Mujer mayor preparando su maleta con un andador en un dormitorio luminoso

Hacer la maleta no debería llevar más estrés que el propio viaje. Con un poco de orden y algunas prioridades claras, empacar se convierte en algo rápido y sin sobresaltos de última hora.

Menos es casi siempre más.

Índice
  1. Lo que nunca puede faltar
  2. Empacar sin complicarse
  3. Un truco importante: la medicación va siempre contigo
  4. El neceser, sin líos

Lo que nunca puede faltar

Mujer mayor preparando su maleta antes de un viaje

Hay unas pocas cosas que, si faltan, sí que pueden estropear el viaje.

  • Documentación: DNI o pasaporte, tarjeta sanitaria, y una copia en papel y en el móvil por si se extravía el original.
  • Gafas o audífonos de repuesto, si se usan a diario — un imprevisto con ellos puede arruinar el resto del viaje.
  • Un cargador portátil para el móvil, útil sobre todo en días de mucho andar.
  • Calzado ya probado, nunca zapatos nuevos sin estrenar antes en casa.

Empacar sin complicarse

Enrollar la ropa en vez de doblarla ahorra espacio y arruga menos. Elegir prendas que combinen entre sí (2-3 colores base) permite montar varios conjuntos con pocas piezas. Y para un viaje de una semana, con 4-5 combinaciones y una chaqueta ligera para el fresco suele sobrar, aunque el destino sea cálido.

Si vas a facturar la maleta, revisa el peso permitido de la aerolínea antes de cerrarla — evita sorpresas desagradables en el mostrador de facturación.

Un truco importante: la medicación va siempre contigo

Pastillero organizador con medicación para el viaje

La medicación habitual nunca debería ir en la maleta facturada.

Si un vuelo se retrasa o el equipaje se pierde, quedarse sin la medicación de siempre es un problema real. Lo más seguro es llevarla en el equipaje de mano, en su envase original (para que se identifique bien en un control) y con unos días de margen extra, por si el regreso se retrasa.

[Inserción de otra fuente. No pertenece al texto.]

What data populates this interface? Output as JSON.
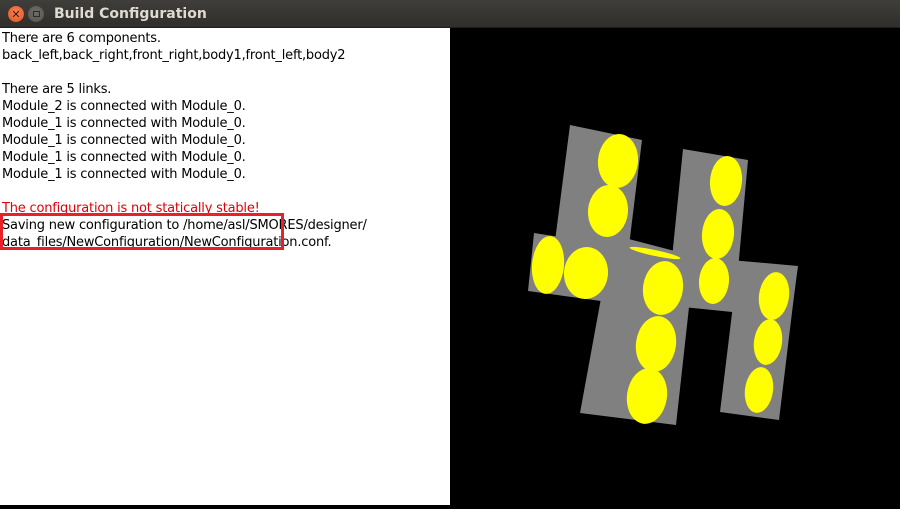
{
  "window": {
    "title": "Build Configuration",
    "close_icon": "close-icon",
    "maximize_icon": "maximize-icon"
  },
  "log": {
    "lines": [
      "There are 6 components.",
      "back_left,back_right,front_right,body1,front_left,body2",
      "",
      "There are 5 links.",
      "Module_2 is connected with Module_0.",
      "Module_1 is connected with Module_0.",
      "Module_1 is connected with Module_0.",
      "Module_1 is connected with Module_0.",
      "Module_1 is connected with Module_0.",
      "",
      "The configuration is not statically stable!",
      "Saving new configuration to /home/asl/SMORES/designer/",
      "data_files/NewConfiguration/NewConfiguration.conf."
    ],
    "warning_color": "#e0000a",
    "highlight_color": "#e8202a"
  },
  "viewport": {
    "background": "#000000",
    "body_color": "#808080",
    "wheel_color": "#ffff00"
  }
}
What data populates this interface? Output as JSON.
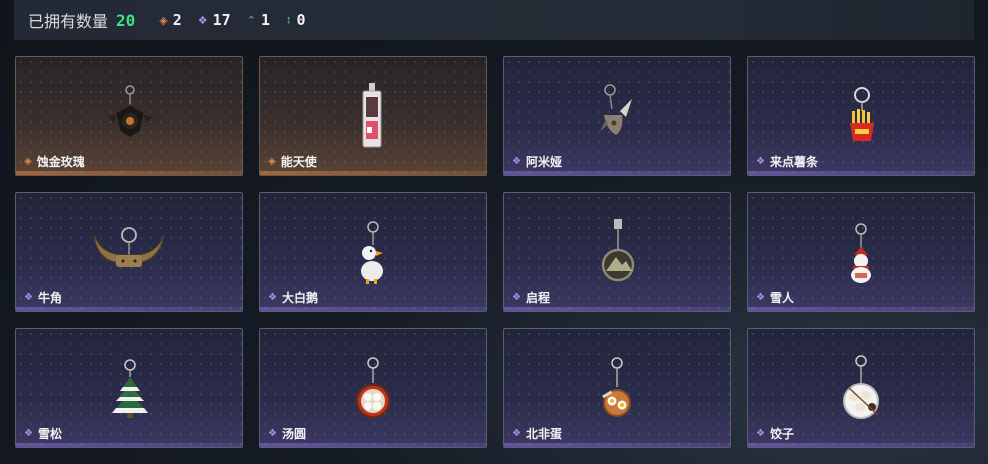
{
  "header": {
    "owned_label": "已拥有数量",
    "owned_count": "20",
    "stats": [
      {
        "icon": "orange-diamond-icon",
        "color": "#e08a4a",
        "value": "2"
      },
      {
        "icon": "purple-diamond-icon",
        "color": "#a98ef0",
        "value": "17"
      },
      {
        "icon": "blue-chevron-icon",
        "color": "#5fb0ff",
        "value": "1"
      },
      {
        "icon": "teal-arrows-icon",
        "color": "#4fd6c2",
        "value": "0"
      }
    ]
  },
  "items": [
    {
      "name": "蚀金玫瑰",
      "rarity": "orange",
      "icon": "black-rose-charm-icon"
    },
    {
      "name": "能天使",
      "rarity": "orange",
      "icon": "angel-card-charm-icon"
    },
    {
      "name": "阿米娅",
      "rarity": "purple",
      "icon": "bunny-ears-charm-icon"
    },
    {
      "name": "来点薯条",
      "rarity": "purple",
      "icon": "french-fries-charm-icon"
    },
    {
      "name": "牛角",
      "rarity": "purple",
      "icon": "bull-horns-charm-icon"
    },
    {
      "name": "大白鹅",
      "rarity": "purple",
      "icon": "white-goose-charm-icon"
    },
    {
      "name": "启程",
      "rarity": "purple",
      "icon": "mountain-medallion-charm-icon"
    },
    {
      "name": "雪人",
      "rarity": "purple",
      "icon": "snowman-charm-icon"
    },
    {
      "name": "雪松",
      "rarity": "purple",
      "icon": "snowy-pine-charm-icon"
    },
    {
      "name": "汤圆",
      "rarity": "purple",
      "icon": "rice-ball-bowl-charm-icon"
    },
    {
      "name": "北非蛋",
      "rarity": "purple",
      "icon": "shakshuka-charm-icon"
    },
    {
      "name": "饺子",
      "rarity": "purple",
      "icon": "dumplings-plate-charm-icon"
    }
  ]
}
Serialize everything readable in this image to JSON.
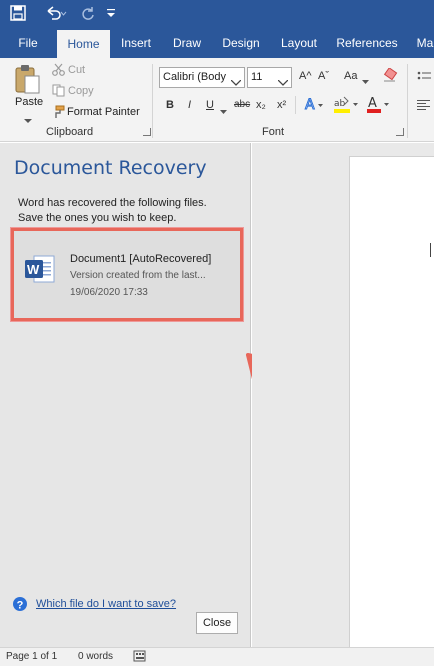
{
  "ribbon": {
    "tabs": [
      "File",
      "Home",
      "Insert",
      "Draw",
      "Design",
      "Layout",
      "References",
      "Ma"
    ],
    "clipboard": {
      "paste": "Paste",
      "cut": "Cut",
      "copy": "Copy",
      "format_painter": "Format Painter",
      "label": "Clipboard"
    },
    "font": {
      "name": "Calibri (Body",
      "size": "11",
      "label": "Font",
      "bold": "B",
      "italic": "I",
      "underline": "U",
      "strike": "abc",
      "subscript": "x₂",
      "superscript": "x²",
      "grow": "A^",
      "shrink": "Aˇ",
      "case": "Aa"
    }
  },
  "recovery": {
    "title": "Document Recovery",
    "description_line1": "Word has recovered the following files.",
    "description_line2": "Save the ones you wish to keep.",
    "file": {
      "name": "Document1  [AutoRecovered]",
      "subtitle": "Version created from the last...",
      "date": "19/06/2020 17:33"
    },
    "help_link": "Which file do I want to save?",
    "close_label": "Close"
  },
  "status": {
    "page": "Page 1 of 1",
    "words": "0 words"
  },
  "colors": {
    "brand": "#2b579a",
    "highlight_border": "#e8675a",
    "arrow": "#e8675a"
  }
}
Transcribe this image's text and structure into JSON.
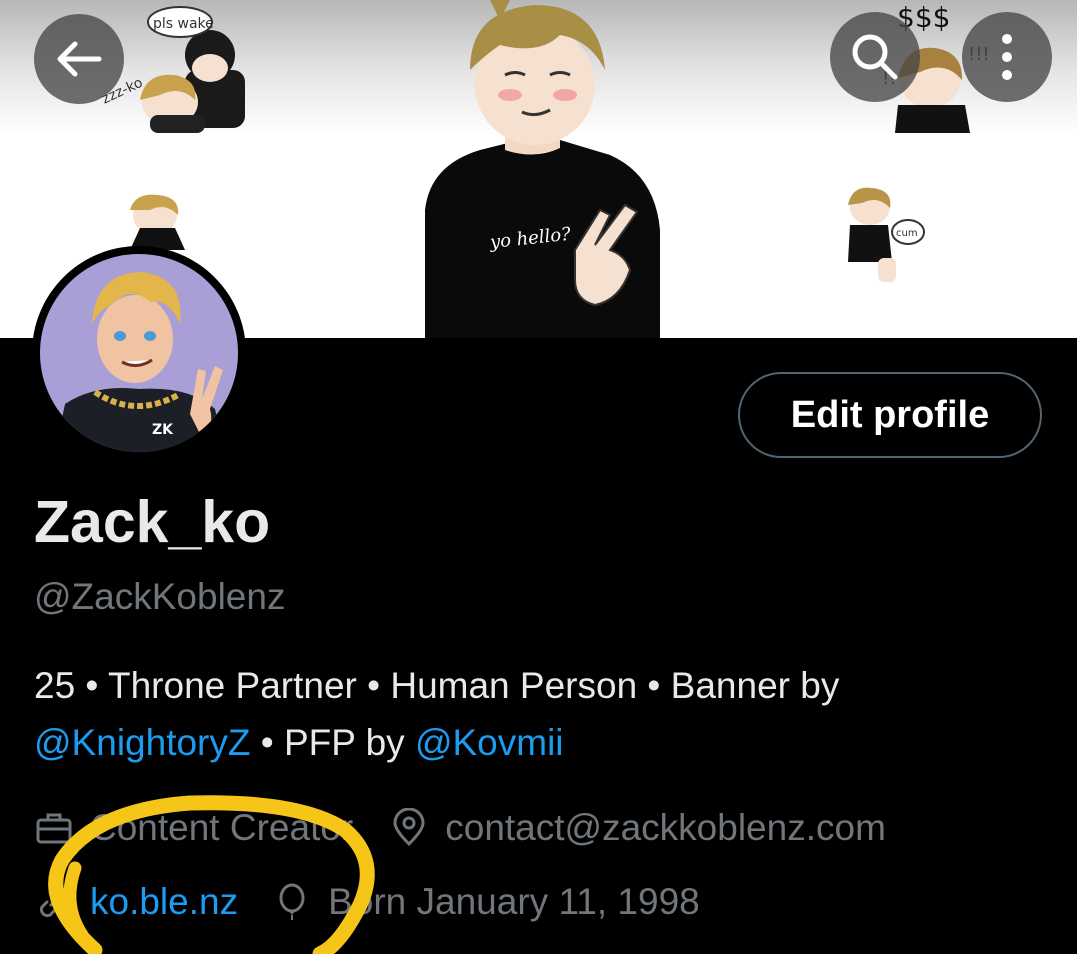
{
  "header": {
    "back_icon": "arrow-left-icon",
    "search_icon": "search-icon",
    "more_icon": "more-vertical-icon"
  },
  "banner": {
    "texts": {
      "speech_top": "pls wake",
      "sleep": "zzz-ko",
      "money": "$$$",
      "shout": "!!!",
      "exclaim": "!!",
      "hoodie_text": "yo hello?",
      "bubble": "cum"
    }
  },
  "avatar": {
    "shirt_text": "ZK"
  },
  "profile": {
    "edit_label": "Edit profile",
    "display_name": "Zack_ko",
    "handle": "@ZackKoblenz",
    "bio": {
      "part1": "25 • Throne Partner • Human Person •  Banner by ",
      "mention1": "@KnightoryZ",
      "part2": " • PFP by ",
      "mention2": "@Kovmii"
    },
    "meta": {
      "category": "Content Creator",
      "location": "contact@zackkoblenz.com",
      "website": "ko.ble.nz",
      "birth": "Born January 11, 1998"
    }
  },
  "colors": {
    "accent": "#1d9bf0",
    "secondary_text": "#71767b",
    "highlight_marker": "#f5c518"
  }
}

Llevar también un informe médico breve o la receta, sobre todo si algún medicamento pudiera generar dudas en un control de seguridad, ayuda a evitar complicaciones.

El neceser, sin líos

Para el equipaje de mano, los líquidos deben ir en envases de 100 ml o menos, dentro de una bolsa transparente — conviene comprobar la normativa vigente de la aerolínea antes de salir, porque puede variar. Los formatos de viaje de champú, pasta de dientes o crema facilitan mucho esta parte, y ocupan bastante menos espacio que las versiones grandes.

Con estos puntos cubiertos, hacer la maleta deja de ser una tarea pesada y se convierte en el primer paso agradable del viaje.